Nitrogen and other nutrients cause hypoxia, or the depletion of oxygen in a body of water. Hypoxia in the Gulf stems from human activities in the Mississippi River watershed, which encompasses more than 40 percent of the United States. A federally-appointed task force is currently looking into ways to manage the hypoxia problem.

“The answers to controlling hypoxia essentially come down to using nature to take care of our problems while protecting its biodiversity,” said William Mitsch, professor of natural resources at Ohio State University. “These solutions embrace ecotechnology, which includes restoring or building wetlands and riparian buffer zones along waterways.”

Mitsch leads one of six task force committees currently studying the hypoxia problem in the Gulf of Mexico. His committee is responsible for developing ways to control the pollution that causes hypoxia in the Gulf. The group presented their preliminary results June 9 at an Ecological Society of America meeting in St. Louis.

“Hypoxia is the result of living in an over-fertilized society,” Mitsch said. “We fertilize the living daylights out of the Midwest.” Ecotechnology may be the answer.

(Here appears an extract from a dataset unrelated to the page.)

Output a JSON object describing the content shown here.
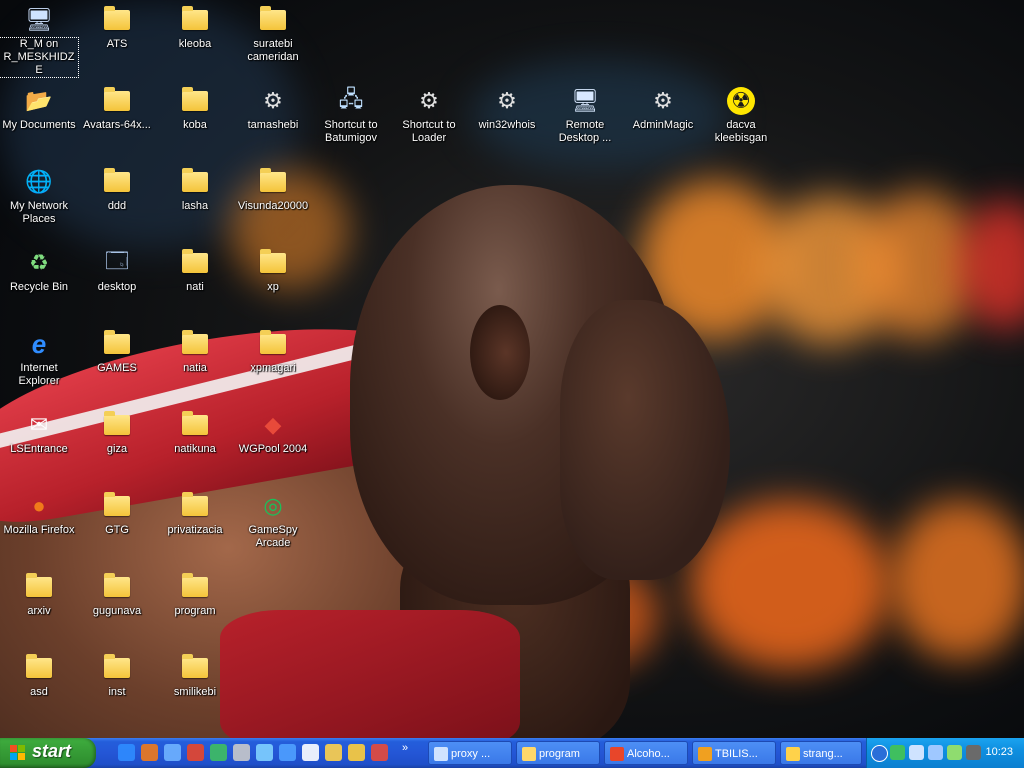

“Ecotechnology establishes some degree of natural landscape between human activity and waterways,” Mitsch said. Riparian zones, belts of vegetation next to a waterway, and wetlands both serve as filtering systems. Each essentially “cleans” runoff water of fertilizer by-products.

Hypoxia happens when excess nutrients, such as nitrogen and phosphorus, accumulate in a body of water and cause algae to flourish into algal blooms.